La Commission de l’économie et des redevances du Conseil national se rallie au Conseil fédéral et propose de recommander au peuple et aux cantons de rejeter l’initiative pour des aliments équitables lancée par les Verts. Elle s’oppose aussi bien à un contre-projet direct qu’à un contre-projet indirect.

​La commission s’est penchée une troisième fois sur l’initiative populaire «Pour des denrées alimentaires saines et produites dans des conditions équitables et écologiques» (initiative pour des aliments équitables; 16.073) [cf. communiqués de presse des 25 janvier et 5 avril 2017]. La commission estime globalement louable l’objectif principal de l’initiative, qui est de renforcer l’offre de denrées alimentaires de bonne qualité et produites dans le respect de l’environnement, des ressources et des animaux, ainsi que dans des conditions de travail équitables. Toutefois, elle y voit deux inconvénients majeurs: non seulement l’initiative violerait le droit du commerce international, mais elle serait difficile à mettre en œuvre, car le contrôle des conditions de production de tous les produits importés représenterait une charge énorme. Par 16 voix contre 2 et 7 abstentions, la commission propose donc de recommander au peuple et aux cantons de rejeter l’initiative populaire. Par 17 voix contre 7 et 1 abstention, elle a également rejeté une proposition visant à y opposer un contre-projet direct qui cherche à éviter les deux problèmes précités. La majorité de la commission estime que le contre-projet direct proposé irait lui aussi à l’encontre du droit du commerce international; de plus, elle considère qu’il n’est pas nécessaire de modifier la Constitution pour prendre en considération l’objectif de l’initiative. Selon elle, il est même possible de promouvoir les mesures concernées en se fondant sur les bases légales en vigueur. Par conséquent, la commission se refuse également, par 13 voix contre 11 et 1 abstention, à élaborer de nouvelles dispositions légales dans le cadre d’un contre-projet indirect. La date à laquelle le Conseil national se penchera sur l’initiative populaire n’a pas encore été fixée.

2. Initiative populaire «Pour la souveraineté alimentaire. L’agriculture nous concerne toutes et tous»

La commission a mené des auditions concernant cette initiative populaire (17.023), qui propose d’inscrire plusieurs mesures dans la Constitution afin que la politique agricole privilégie une agriculture axée sur la petite paysannerie et sur un approvisionnement à l’échelle régionale.
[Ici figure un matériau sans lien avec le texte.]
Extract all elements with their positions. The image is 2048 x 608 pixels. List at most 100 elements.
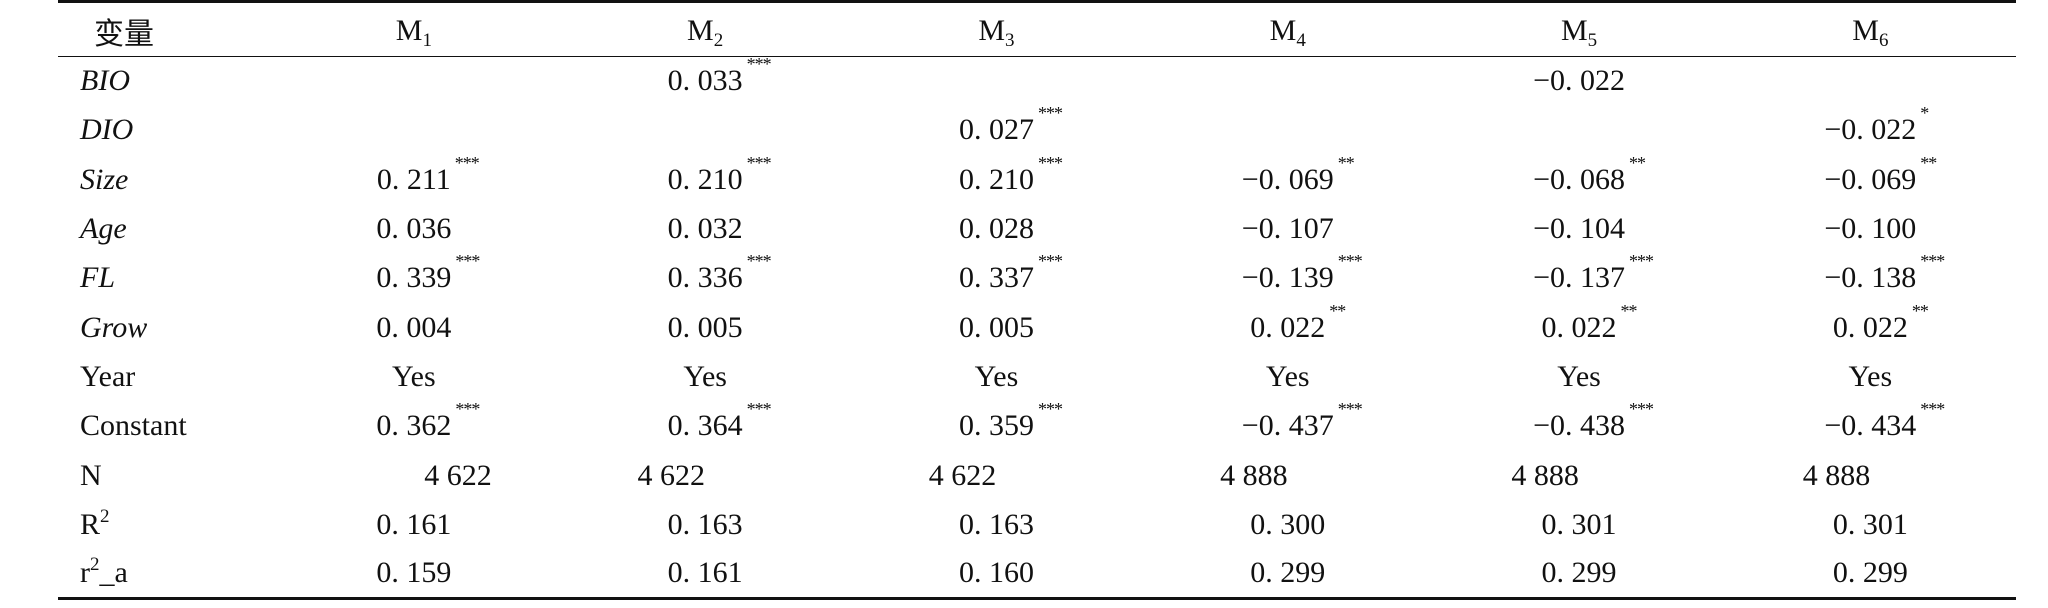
value-cell: 0. 159 — [268, 549, 560, 601]
value-cell: 4 622 — [851, 451, 1142, 500]
value-cell: 0. 299 — [1142, 549, 1434, 601]
value-cell — [1142, 57, 1433, 106]
value-cell: 0. 210 *** — [560, 152, 851, 204]
value-cell: 0. 005 — [851, 303, 1142, 352]
row-label: Year — [80, 359, 136, 393]
value-cell: −0. 139 *** — [1142, 251, 1433, 303]
significance-stars: *** — [1920, 251, 1945, 272]
value-cell: 0. 336 *** — [560, 251, 851, 303]
coefficient-value: Yes — [683, 359, 727, 393]
coefficient-value: 4 622 — [928, 458, 997, 492]
coefficient-value: −0. 069 — [1241, 162, 1334, 196]
coefficient-value: −0. 022 — [1533, 64, 1625, 98]
value-cell: Yes — [560, 352, 851, 401]
significance-stars: *** — [1629, 251, 1654, 272]
value-cell: 4 888 — [1725, 451, 2016, 500]
coefficient-value: 0. 022 — [1541, 310, 1617, 344]
significance-stars: *** — [1037, 152, 1063, 173]
row-label: Size — [80, 162, 129, 196]
table-row: Year Yes Yes Yes Yes Yes Yes — [58, 352, 2016, 401]
coefficient-value: 0. 336 — [667, 261, 743, 295]
coefficient-value: 0. 299 — [1250, 556, 1326, 590]
value-cell: 0. 163 — [560, 500, 851, 549]
row-label: r2_a — [58, 549, 269, 601]
row-label: Grow — [80, 310, 148, 344]
value-cell: 0. 301 — [1725, 500, 2016, 549]
value-cell: −0. 069 ** — [1725, 153, 2016, 204]
value-cell: −0. 137 *** — [1433, 251, 1724, 303]
value-cell — [851, 57, 1142, 106]
value-cell: 0. 163 — [851, 500, 1142, 549]
coefficient-value: 0. 160 — [958, 556, 1034, 590]
significance-stars: ** — [1629, 152, 1646, 173]
value-cell — [268, 57, 559, 106]
coefficient-value: 4 622 — [637, 458, 706, 492]
row-label: BIO — [80, 64, 130, 98]
coefficient-value: Yes — [974, 359, 1019, 393]
significance-stars: ** — [1329, 300, 1346, 321]
significance-stars: *** — [1337, 399, 1363, 420]
table-row: Size 0. 211 *** 0. 210 *** 0. 210 *** −0. 069 **… — [58, 152, 2016, 204]
significance-stars: *** — [746, 152, 772, 173]
coefficient-value: −0. 138 — [1824, 261, 1917, 295]
coefficient-value: 4 888 — [1802, 458, 1871, 492]
coefficient-value: 0. 032 — [667, 212, 743, 246]
value-cell: Yes — [1725, 352, 2016, 401]
significance-stars: *** — [1629, 399, 1654, 420]
significance-stars: *** — [1037, 103, 1063, 124]
row-label: R2 — [80, 505, 110, 541]
significance-stars: *** — [1920, 399, 1945, 420]
significance-stars: * — [1920, 103, 1929, 124]
coefficient-value: 0. 028 — [958, 212, 1034, 246]
coefficient-value: 0. 300 — [1250, 507, 1326, 541]
value-cell: −0. 104 — [1433, 204, 1724, 253]
significance-stars: *** — [1337, 251, 1363, 272]
significance-stars: ** — [1620, 300, 1638, 321]
table-row: FL 0. 339 *** 0. 336 *** 0. 337 *** −0. 139 *** −… — [58, 251, 2016, 303]
value-cell: 4 888 — [1433, 451, 1724, 500]
significance-stars: *** — [1037, 399, 1063, 420]
coefficient-value: 0. 337 — [958, 261, 1034, 295]
coefficient-value: 0. 364 — [667, 409, 743, 443]
value-cell — [268, 106, 559, 155]
coefficient-value: −0. 069 — [1824, 162, 1917, 196]
value-cell: 0. 299 — [1433, 549, 1725, 601]
coefficient-value: 0. 163 — [958, 507, 1034, 541]
coefficient-value: 0. 161 — [376, 507, 452, 541]
coefficient-value: −0. 437 — [1241, 409, 1334, 443]
value-cell: 0. 161 — [268, 500, 559, 549]
row-label: FL — [80, 261, 116, 295]
value-cell: Yes — [851, 352, 1142, 401]
coefficient-value: −0. 137 — [1533, 261, 1625, 295]
table-body: BIO 0. 033 *** −0. 022 DIO 0. 027 *** −0. 022 * S… — [58, 54, 2016, 601]
coefficient-value: 0. 159 — [376, 556, 452, 590]
value-cell — [1142, 106, 1433, 155]
table-row: Grow 0. 004 0. 005 0. 005 0. 022 ** 0. 022 ** 0.… — [58, 300, 2016, 352]
significance-stars: *** — [746, 54, 772, 75]
value-cell: 0. 337 *** — [851, 251, 1142, 303]
value-cell: −0. 069 ** — [1142, 153, 1433, 204]
header-row: 变量 M1 M2 M3 M4 M5 M6 — [58, 0, 2016, 57]
coefficient-value: Yes — [392, 359, 436, 393]
value-cell: 4 622 — [560, 451, 851, 500]
value-cell: −0. 438 *** — [1433, 399, 1724, 451]
value-cell — [560, 106, 851, 155]
coefficient-value: 0. 299 — [1832, 556, 1908, 590]
coefficient-value: 0. 004 — [376, 310, 452, 344]
value-cell: 4 622 — [268, 451, 559, 500]
significance-stars: *** — [455, 251, 480, 272]
value-cell: 0. 022 ** — [1142, 300, 1433, 352]
value-cell: 0. 364 *** — [560, 399, 851, 451]
table-row: Age 0. 036 0. 032 0. 028 −0. 107 −0. 104 −0. 1… — [58, 204, 2016, 253]
value-cell: 0. 301 — [1433, 500, 1724, 549]
model-header: M3 — [850, 0, 1143, 57]
value-cell: 4 888 — [1142, 451, 1433, 500]
value-cell: 0. 036 — [268, 204, 559, 253]
value-cell: 0. 211 *** — [268, 153, 559, 204]
coefficient-value: 0. 211 — [376, 162, 451, 196]
value-cell: −0. 138 *** — [1725, 251, 2016, 303]
value-cell: 0. 027 *** — [851, 103, 1142, 155]
value-cell: 0. 300 — [1142, 500, 1433, 549]
coefficient-value: 0. 362 — [376, 409, 452, 443]
coefficient-value: 0. 022 — [1250, 310, 1326, 344]
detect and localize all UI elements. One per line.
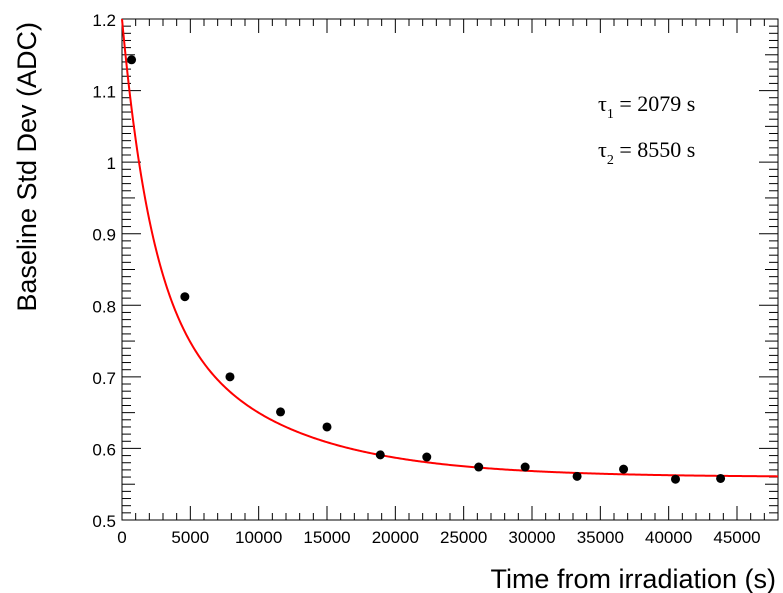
data-point (572, 471, 582, 481)
annotation-tau2-text: = 8550 s (614, 137, 695, 162)
x-tick-label: 0 (117, 528, 126, 547)
x-tick-label: 40000 (645, 528, 692, 547)
y-tick-label: 0.5 (92, 512, 116, 531)
x-tick-label: 20000 (372, 528, 419, 547)
x-tick-label: 25000 (440, 528, 487, 547)
y-tick-label: 0.6 (92, 440, 116, 459)
data-point (671, 474, 680, 484)
x-tick-label: 10000 (235, 528, 282, 547)
data-point (520, 462, 530, 472)
y-axis-ticks: 0.5 0.6 0.7 0.8 0.9 1 1.1 1.2 (92, 11, 778, 531)
data-point (225, 372, 235, 382)
fit-curve (121, 18, 779, 478)
y-tick-label: 1.1 (92, 83, 116, 102)
y-axis-title: Baseline Std Dev (ADC) (12, 22, 42, 312)
y-tick-label: 1 (107, 154, 116, 173)
data-point (375, 450, 385, 460)
annotation-tau1-text: = 2079 s (614, 91, 695, 116)
x-tick-label: 15000 (303, 528, 350, 547)
data-point (474, 462, 484, 472)
fit-layer (121, 18, 779, 478)
x-tick-label: 5000 (171, 528, 209, 547)
data-point (422, 452, 432, 462)
x-tick-label: 30000 (508, 528, 555, 547)
data-point (276, 407, 286, 417)
data-point (716, 473, 726, 483)
data-point (322, 422, 332, 432)
x-tick-label: 35000 (577, 528, 624, 547)
x-axis-title: Time from irradiation (s) (490, 564, 776, 593)
data-point (619, 464, 629, 474)
annotation-tau2: τ2 = 8550 s (598, 137, 695, 168)
y-tick-label: 1.2 (92, 11, 116, 30)
x-tick-label: 45000 (713, 528, 760, 547)
annotation-tau1-symbol: τ (598, 91, 607, 116)
data-point (180, 292, 190, 302)
annotation-tau1-sub: 1 (607, 107, 614, 122)
annotation-tau1: τ1 = 2079 s (598, 91, 695, 122)
y-tick-label: 0.8 (92, 297, 116, 316)
y-tick-label: 0.9 (92, 226, 116, 245)
y-tick-label: 0.7 (92, 369, 116, 388)
x-axis-ticks: 0 5000 10000 15000 20000 25000 30000 35000 40000… (117, 19, 779, 547)
annotation-tau2-symbol: τ (598, 137, 607, 162)
data-point (127, 55, 137, 65)
annotation-tau2-sub: 2 (607, 153, 614, 168)
points-layer (127, 55, 726, 484)
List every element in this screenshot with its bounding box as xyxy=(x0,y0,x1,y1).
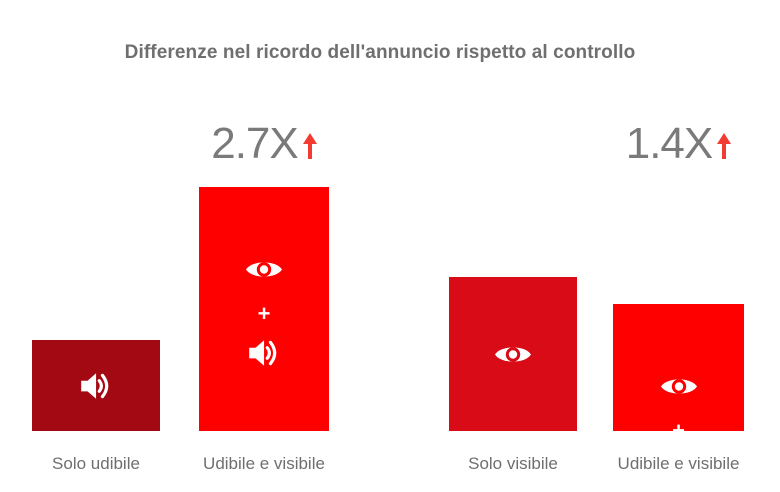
speaker-icon xyxy=(246,336,280,375)
eye-icon xyxy=(659,374,699,404)
multiplier-value: 1.4X xyxy=(625,119,714,168)
multiplier-value: 2.7X xyxy=(211,119,299,168)
speaker-icon xyxy=(78,369,112,408)
bar-2 xyxy=(199,187,329,431)
chart-title: Differenze nel ricordo dell'annuncio ris… xyxy=(124,42,636,63)
multiplier-label: 2.7X xyxy=(179,118,349,170)
up-arrow-icon xyxy=(717,133,732,159)
category-label: Solo visibile xyxy=(468,454,558,473)
plus-sign: + xyxy=(257,301,271,326)
up-arrow-icon xyxy=(302,133,317,159)
eye-icon xyxy=(493,342,533,372)
bar-4 xyxy=(613,304,744,431)
eye-icon xyxy=(244,257,284,287)
multiplier-label: 1.4X xyxy=(593,118,764,170)
category-label: Udibile e visibile xyxy=(617,454,740,473)
speaker-icon xyxy=(661,453,695,492)
category-label: Solo udibile xyxy=(52,454,140,473)
category-label: Udibile e visibile xyxy=(203,454,325,473)
plus-sign: + xyxy=(672,418,685,443)
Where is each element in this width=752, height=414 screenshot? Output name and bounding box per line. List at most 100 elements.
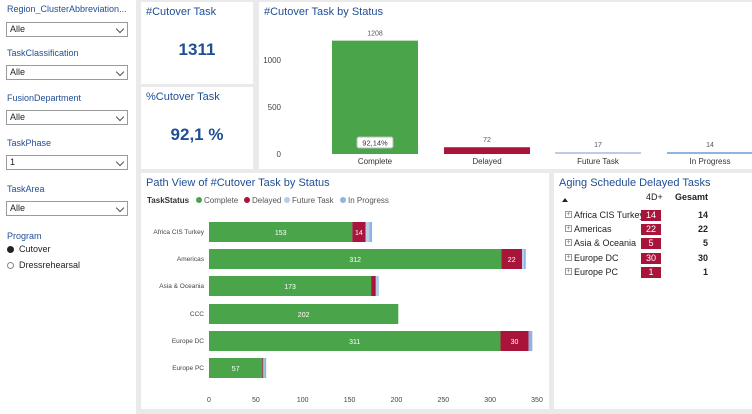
aging-row-name: Asia & Oceania: [574, 238, 637, 249]
status-chart-panel[interactable]: #Cutover Task by Status 0 500 1000 1208 Comp…: [259, 2, 752, 169]
radio-selected-icon: [7, 245, 14, 253]
aging-row-name: Europe PC: [574, 266, 619, 277]
aging-col-total[interactable]: Gesamt: [675, 192, 709, 202]
aging-row[interactable]: + Europe DC 30 30: [562, 252, 752, 265]
aging-cell-total: 14: [697, 210, 708, 220]
path-bar-segment-delayed[interactable]: [352, 222, 366, 242]
status-data-label: 72: [483, 137, 491, 144]
kpi-cutover-task-value: 1311: [178, 40, 216, 59]
legend-item[interactable]: Future Task: [292, 196, 335, 205]
expand-icon[interactable]: +: [565, 253, 572, 261]
status-bar-delayed[interactable]: [444, 147, 530, 154]
path-x-tick: 350: [531, 397, 543, 404]
path-bar-segment-delayed[interactable]: [501, 249, 523, 269]
chevron-down-icon: [115, 67, 125, 77]
path-bar-segment-complete[interactable]: [209, 249, 502, 269]
complete-percent-label-text: 92,14%: [362, 139, 388, 148]
chevron-down-icon: [115, 203, 125, 213]
aging-cell-total: 22: [697, 224, 708, 235]
fusion-filter-label: FusionDepartment: [7, 93, 82, 103]
path-bar-segment-in-progress[interactable]: [377, 276, 379, 296]
legend-swatch-icon: [196, 197, 202, 203]
path-bar-segment-future-task[interactable]: [375, 276, 378, 296]
path-bar-segment-delayed[interactable]: [371, 276, 376, 296]
sort-up-icon[interactable]: [562, 198, 568, 202]
path-bar-segment-in-progress[interactable]: [264, 358, 267, 378]
aging-title: Aging Schedule Delayed Tasks: [559, 177, 711, 189]
area-filter-select[interactable]: Alle: [6, 201, 128, 216]
fusion-filter-select[interactable]: Alle: [6, 110, 128, 125]
status-y-tick: 500: [268, 103, 282, 112]
aging-col-4d[interactable]: 4D+: [646, 192, 663, 202]
legend-title: TaskStatus: [147, 196, 190, 205]
status-x-tick: Future Task: [577, 157, 620, 166]
kpi-cutover-percent-card[interactable]: %Cutover Task 92,1 %: [141, 87, 253, 169]
program-option-dressrehearsal[interactable]: Dressrehearsal: [7, 260, 80, 270]
phase-filter-select[interactable]: 1: [6, 155, 128, 170]
aging-row[interactable]: + Americas 22 22: [562, 224, 752, 236]
path-bar-segment-delayed[interactable]: [500, 331, 529, 351]
path-y-tick: Americas: [177, 256, 205, 263]
status-bar-future-task[interactable]: [555, 152, 641, 154]
expand-icon[interactable]: +: [565, 239, 572, 247]
expand-icon[interactable]: +: [565, 267, 572, 275]
chevron-down-icon: [115, 112, 125, 122]
path-bar-segment-in-progress[interactable]: [528, 331, 533, 351]
legend-item[interactable]: Delayed: [252, 196, 281, 205]
status-y-tick: 0: [277, 150, 282, 159]
path-y-tick: CCC: [190, 311, 204, 318]
path-bar-segment-complete[interactable]: [209, 358, 263, 378]
aging-panel[interactable]: Aging Schedule Delayed Tasks: [554, 173, 752, 409]
aging-cell-4d: 14: [641, 210, 661, 221]
path-bar-segment-delayed[interactable]: [262, 358, 264, 378]
program-option-cutover[interactable]: Cutover: [7, 244, 51, 254]
path-bar-label: 14: [355, 230, 363, 237]
expand-icon[interactable]: +: [565, 225, 572, 233]
aging-row-name: Africa CIS Turkey: [574, 210, 645, 220]
complete-percent-label: 92,14%: [356, 136, 394, 149]
status-x-tick: Delayed: [472, 157, 501, 166]
path-chart-panel[interactable]: Path View of #Cutover Task by Status Tas…: [141, 173, 549, 409]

Elle a entendu le comité d’initiative, l’Union suisse des paysans, l’Association des petits paysans, l’Association des groupements et organisations romands de l’agriculture, la Fédération des industries alimentaires suisses et l’Alliance agraire. La commission entamera l’examen de fond de l’initiative populaire à l’une de ses prochaines séances, après que l’administration lui aura présenté un rapport apportant des précisions sur plusieurs points abordés par l’initiative.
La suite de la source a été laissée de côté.